Emsal Mahkeme Kararı Ankara Bölge Adliye Mahkemesi 27. Hukuk Dairesi 2019/1428 E. 2021/954 K. 28.10.2021 T.

Görüntülediğiniz mahkeme kararı henüz kesinleşmemiştir. Yararlı olması amacıyla eklenmiştir.

T.C. … BÖLGE ADLİYE MAHKEMESİ 27. HUKUK DAİRESİ
….
T.C.

BÖLGE ADLİYE MAHKEMESİ
27. HUKUK DAİRESİ

….
T Ü R K M İ L L E T İ A D I N A
K A R A R

BAŞKAN : … (…)
ÜYE : … (…)
ÜYE : … (…)
KATİP : … (…)

İNCELENEN KARARIN
MAHKEMESİ : … 5. ASLİYE TİCARET MAHKEMESİ
TARİHİ : 06/05/2019
NUMARASI …

DAVANIN KONUSU : İtirazın İptali (Eser Sözleşmesinden Kaynaklanan)

KARAR TARİHİ : 28.10.2021
KARAR YAZIM TARİHİ : 28.10.2021
Davacı vekili tarafından davalı aleyhine açılan eser sözleşmesinden kaynaklanan itirazın iptali istemine ilişkin davada mahkemece davanın kısmen kabulüne dair verilen karara karşı süresi içinde taraf vekilerince istinaf kanun yoluna başvurulması üzerine yapılan incelemede;
GEREĞİ DÜŞÜNÜLDÜ:
Davacı vekili; Davalının yükleniminde bulunan … …. Bölge kapsamında bulunan … … yapılacak olan bitkisel örtünün temin, dikimi ve bakımının keşfine ve şartnamesine uygun olarak yapılması ve bakım işi için taraflar arasında yüklenici sözleşmesi imzalandığım, sözleşmede 7.maddede, işin bedeli olarak ise dikilen ve idarece kabul edilen imalatın … … tarafından idareye yapılan hakediş bedelinin %50’si olarak belirlendiğini, ayrıca sözleşmesi olmamakla birlikte davacı tarafça davalıya bitkilendirme işleri, bitki işçilik uygulamaları, mevsimlik çiçek dikimi, bakım hizmetleri, hazır rulo kültür çim işlerinin yapıldığını, yapılan işler karşılığında müvekkili davacının davalıya toplamları 684.938,60 TL olan 3 adet faturanın düzenlediğini, davalının bu faturalara karşılık toplam 603.345,00 TL ödeme yaptığını, müvekkilinin davalıdan 75.268,70 TL alacağının kaldığını, davalının 09/08/2010 tarihli hesap mutabakatında davacının 109.125,00 TL alacağı olduğunu kabul ettiğini, faturalardan arta kalan miktardaki yapılan işlerden dolayı alacak haklarının saklı olduğunu, bakiye alacaklarının tahsili için davalı aleyhine … 17 İcra Müdürlüğünün…. sayılı dosyasında takip başlattıklarını, davalının itiraz ettiğini belirterek 75.268,70 TL asıl alacak ve 42.575,30 TL işlemiş faiz olmak üzere toplam 117.844,00 TL alacağın tahsili için takibe itirazın iptali ile asıl alacağın en az %20’si oranında icra inkar tazminatının tahsiline karar verilmesini talep etmiştir.
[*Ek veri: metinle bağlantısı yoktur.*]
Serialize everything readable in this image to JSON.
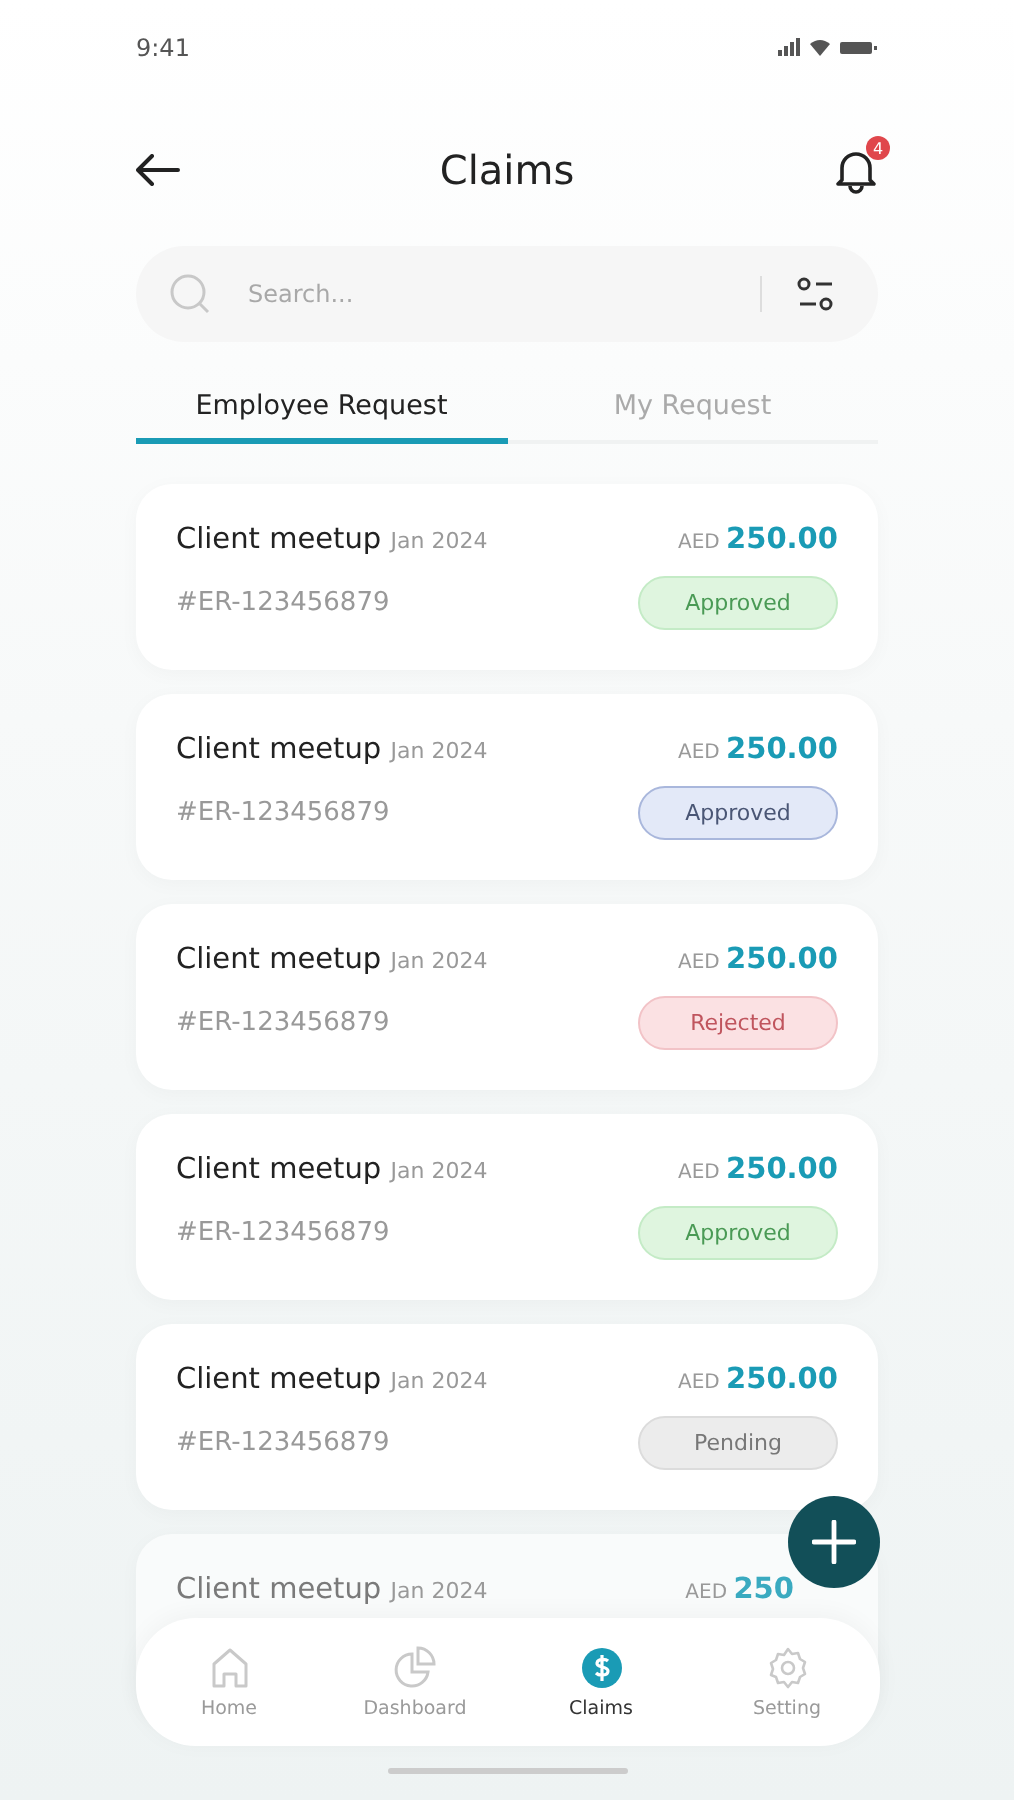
{
  "status_bar": {
    "time": "9:41"
  },
  "header": {
    "title": "Claims",
    "notification_count": "4"
  },
  "search": {
    "placeholder": "Search..."
  },
  "tabs": [
    {
      "label": "Employee Request",
      "selected": true
    },
    {
      "label": "My Request",
      "selected": false
    }
  ],
  "claims": [
    {
      "title": "Client meetup",
      "date": "Jan 2024",
      "currency": "AED",
      "amount": "250.00",
      "id": "#ER-123456879",
      "status": "Approved",
      "color": "#dff5df",
      "faded": false
    },
    {
      "title": "Client meetup",
      "date": "Jan 2024",
      "currency": "AED",
      "amount": "250.00",
      "id": "#ER-123456879",
      "status": "Approved",
      "color": "#e3e9f8",
      "faded": false
    },
    {
      "title": "Client meetup",
      "date": "Jan 2024",
      "currency": "AED",
      "amount": "250.00",
      "id": "#ER-123456879",
      "status": "Rejected",
      "color": "#fbe1e3",
      "faded": false
    },
    {
      "title": "Client meetup",
      "date": "Jan 2024",
      "currency": "AED",
      "amount": "250.00",
      "id": "#ER-123456879",
      "status": "Approved",
      "color": "#dff5df",
      "faded": false
    },
    {
      "title": "Client meetup",
      "date": "Jan 2024",
      "currency": "AED",
      "amount": "250.00",
      "id": "#ER-123456879",
      "status": "Pending",
      "color": "#ececec",
      "faded": false
    },
    {
      "title": "Client meetup",
      "date": "Jan 2024",
      "currency": "AED",
      "amount": "250",
      "faded": true
    }
  ],
  "nav": [
    {
      "label": "Home",
      "selected": false
    },
    {
      "label": "Dashboard",
      "selected": false
    },
    {
      "label": "Claims",
      "selected": true
    },
    {
      "label": "Setting",
      "selected": false
    }
  ]
}
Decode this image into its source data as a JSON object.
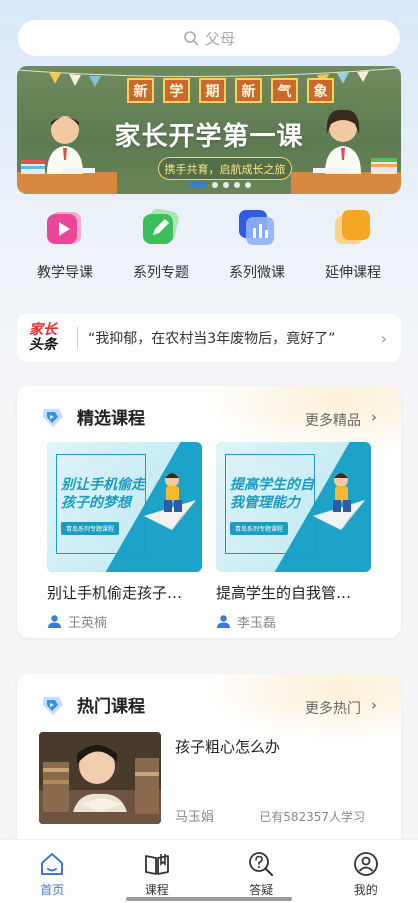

Davalı vekili ;Taraflar arasında alt yüklenici sözleşmesinin imzalandığını, davacının sözleşme dışında iş yaptığı iddiasının yerinde olmadığını, davacının beyanlarının çelişkili olduğunu, davacı tarafından müvekkiline 31.03.2009 tarihli 388.266,20 TL’lık faturanın gönderilmediğini, müvekkili şirket kayıtlarında böyle bir faturanın bulunmadığını, davacı tarafından düzenlenerek müvekkiline gönderilen diğer faturalara istinaden müvekkilinin tüm ödemelerini eksiksiz ve zamanında yaptığını, müvekkilinin davacı şirkete herhangi bir borcunun bulunmadığını, davacının müvekkili ile … arasındaki kayıtları elde ederek kendisinin yapmadığı işleri kendisi yapmış gibi göstermeye çalıştığını, müvekkili ile … arasındaki sözleşmeye dayanan işlerin davacı haricindeki diğer başka şirketlere de (alt yüklenicilere) taşere edildiğini, davacının dava dilekçesi ekinde sunmuş olduğu yüklenici sözleşmesi dışındaki hiç bir belgenin müvekkiline ya da davacıya ait olmayıp söz konusu belgelerin tamamının ……Ltd Şti.’nde bulunan diğer şirketlere ait ihale evrakları olduğunu, kabul anlamına gelmemek kaydıyla müvekkilinin icra takibinden önce temerrüde düşürülmediğinden işlemiş faiz istenemeyeceğini belirterek davanın reddine karar verilmesini talep etmiş ve davalı vekili 22/10/2018 tarihli dilekçesinde banka dekontu dosyaya sunulan 100.000,00 TL’lık ödemeyle birlikte müvekkilince davacıya toplam 1.063.345,00 TL ödeme yapılmış olduğunu bildirmiştir.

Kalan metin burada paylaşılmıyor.